En sept ans, Christine Cohn a déjà sillonné la France, mais aussi les Pays-Bas, la République tchèque, la Slovénie, la Pologne, la Serbie, la Croatie. L'anthropologue Joan Baker mène une semblable quête à travers le globe depuis douze ans. Elle a obtenu une de ses plus belles récompenses en 2006, au cœur de la végétation de Viti Levu, une île des Fidji. Les restes d'un pilote ont été retrouvés dans son avion de chasse, un P-39 qui avait heurté une montagne. « Il était toujours dans le cockpit, sur le siège. L'endroit du crash était devenu un lieu de superstition que la population locale protégeait », se souvient la scientifique. Le lieutenant James W. Blose a été inhumé à Hermitage, en Pennsylvanie.

CORPS SANS NOM CONTRE NOMS SANS CORPS

Malgré ces recherches obstinées, il est des cas qui resteront insolvables comme les marins morts en mer ou les pauvres hères pulvérisés par des obus. Une partie des MIA figure sans doute aussi parmi les huit mille restes non identifiés qui dorment dans des tombes anonymes depuis soixante-dix ans. Corps sans nom contre noms sans corps.

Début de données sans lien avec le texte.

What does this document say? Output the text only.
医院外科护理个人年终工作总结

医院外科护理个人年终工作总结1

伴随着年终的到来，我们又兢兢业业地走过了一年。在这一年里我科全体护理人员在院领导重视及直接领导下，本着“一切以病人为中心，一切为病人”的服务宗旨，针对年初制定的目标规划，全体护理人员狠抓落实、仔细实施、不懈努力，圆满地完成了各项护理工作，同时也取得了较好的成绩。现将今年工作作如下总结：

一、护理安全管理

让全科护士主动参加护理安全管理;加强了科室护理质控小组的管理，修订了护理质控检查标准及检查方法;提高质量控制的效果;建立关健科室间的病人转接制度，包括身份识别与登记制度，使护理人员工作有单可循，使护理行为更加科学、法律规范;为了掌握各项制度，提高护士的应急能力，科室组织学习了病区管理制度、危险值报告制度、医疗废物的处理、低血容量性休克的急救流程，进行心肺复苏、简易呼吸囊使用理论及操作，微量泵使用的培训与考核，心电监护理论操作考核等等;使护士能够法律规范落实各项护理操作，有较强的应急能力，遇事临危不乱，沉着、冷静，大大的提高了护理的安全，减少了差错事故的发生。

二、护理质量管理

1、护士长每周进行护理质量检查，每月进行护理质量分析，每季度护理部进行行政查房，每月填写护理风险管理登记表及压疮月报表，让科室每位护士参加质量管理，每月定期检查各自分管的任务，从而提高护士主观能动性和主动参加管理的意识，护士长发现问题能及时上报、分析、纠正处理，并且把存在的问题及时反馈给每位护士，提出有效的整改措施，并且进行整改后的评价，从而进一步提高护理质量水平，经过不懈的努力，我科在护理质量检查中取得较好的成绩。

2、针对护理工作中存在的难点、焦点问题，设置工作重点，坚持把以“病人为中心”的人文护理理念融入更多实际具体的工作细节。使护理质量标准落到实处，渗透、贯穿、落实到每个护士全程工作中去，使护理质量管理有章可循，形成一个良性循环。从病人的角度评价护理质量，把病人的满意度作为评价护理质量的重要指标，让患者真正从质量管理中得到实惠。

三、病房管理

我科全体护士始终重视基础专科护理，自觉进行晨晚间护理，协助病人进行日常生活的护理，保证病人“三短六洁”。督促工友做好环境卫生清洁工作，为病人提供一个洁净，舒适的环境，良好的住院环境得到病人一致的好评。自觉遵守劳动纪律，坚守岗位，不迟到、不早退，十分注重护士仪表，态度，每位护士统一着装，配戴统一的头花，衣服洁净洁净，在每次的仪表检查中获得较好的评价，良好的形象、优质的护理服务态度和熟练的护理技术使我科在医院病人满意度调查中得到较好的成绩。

A Beaussault, l'équipe américaine est accueillie par Lionel Legrand, le maire, retraité de la SNCF, tout étonné d'apprendre le motif de la visite. Les spécialistes du DPMO sont accompagnés de deux bénévoles français. Nelly Quillien, 63 ans, est la fille d'un résistant, Maurice Quillien, un membre du réseau Comète qui cachait les aviateurs abattus et les exfiltrait en prenant d'incroyables risques.

Comme pour poursuivre l'œuvre de son père, elle s'attache aujourd'hui à retrouver les pilotes disparus. « Ils ont libéré la France », dit-elle. Joël Huard, 72 ans, a, lui, fait 120 km depuis sa maison de l'Eure pour offrir son aide. Il est de ces Normands passionnés par cette époque de l'Histoire qui marqua son enfance. Président d'une association mémorielle, il conduit depuis trente-cinq ans des recherches sur les crashs dans la région. Il a accumulé une précieuse documentation et une véritable érudition. Ces gens du cru sont de précieux relais pour les chercheurs américains.

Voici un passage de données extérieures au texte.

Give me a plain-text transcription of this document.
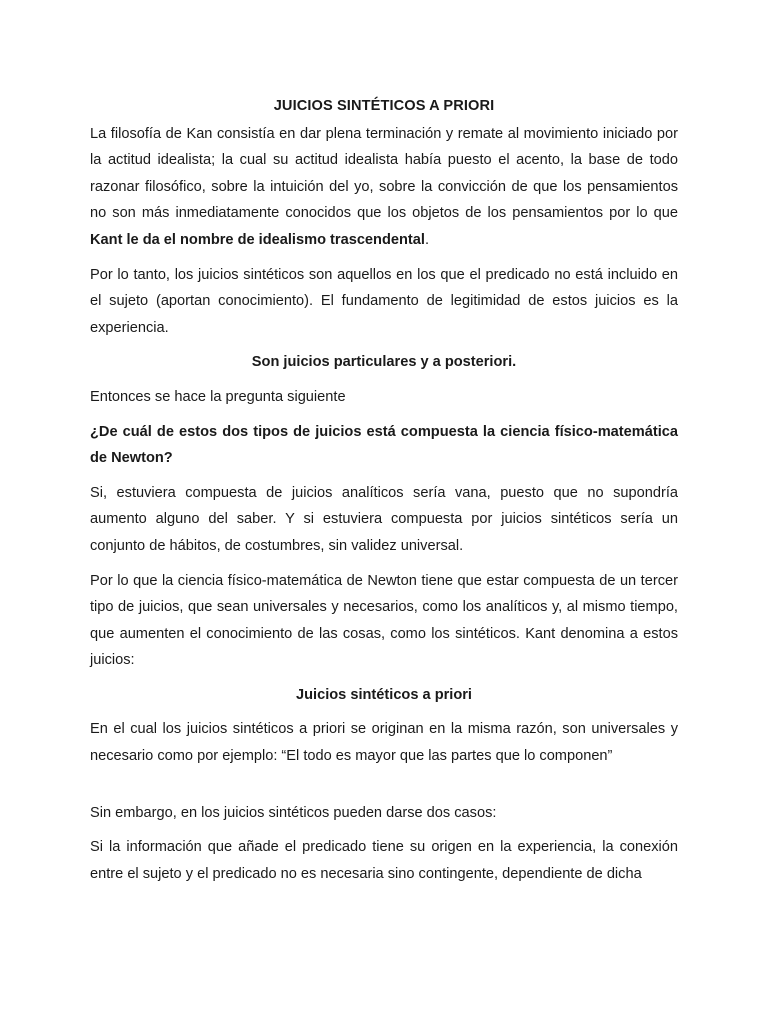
JUICIOS SINTÉTICOS A PRIORI

La filosofía de Kan consistía en dar plena terminación y remate al movimiento iniciado por la actitud idealista; la cual su actitud idealista había puesto el acento, la base de todo razonar filosófico, sobre la intuición del yo, sobre la convicción de que los pensamientos no son más inmediatamente conocidos que los objetos de los pensamientos por lo que Kant le da el nombre de idealismo trascendental.

Por lo tanto, los juicios sintéticos son aquellos en los que el predicado no está incluido en el sujeto (aportan conocimiento). El fundamento de legitimidad de estos juicios es la experiencia.

Son juicios particulares y a posteriori.

Entonces se hace la pregunta siguiente

¿De cuál de estos dos tipos de juicios está compuesta la ciencia físico-matemática de Newton?

Si, estuviera compuesta de juicios analíticos sería vana, puesto que no supondría aumento alguno del saber. Y si estuviera compuesta por juicios sintéticos sería un conjunto de hábitos, de costumbres, sin validez universal.

Por lo que la ciencia físico-matemática de Newton tiene que estar compuesta de un tercer tipo de juicios, que sean universales y necesarios, como los analíticos y, al mismo tiempo, que aumenten el conocimiento de las cosas, como los sintéticos. Kant denomina a estos juicios:

Juicios sintéticos a priori

En el cual los juicios sintéticos a priori se originan en la misma razón, son universales y necesario como por ejemplo: “El todo es mayor que las partes que lo componen”

Sin embargo, en los juicios sintéticos pueden darse dos casos:

Si la información que añade el predicado tiene su origen en la experiencia, la conexión entre el sujeto y el predicado no es necesaria sino contingente, dependiente de dicha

Au volant de son véhicule utilitaire, Lionel Legrand guide le van de ses hôtes par les chemins forestiers jusqu'au lieu où le B-24 du lieutenant Sobotka s'est écrasé. Le temps et, plus radical encore, les pillards allemands et français ont fait disparaître la carcasse. En surface, ne reste aujourd'hui du monstre que quelques fragments de Plexiglas. Armée d'un détecteur, l'équipe se met à la recherche de débris métalliques enfouis, plantant des petits fanions là où sonne la « poêle à frire ». La zone est photographiée, cartographiée.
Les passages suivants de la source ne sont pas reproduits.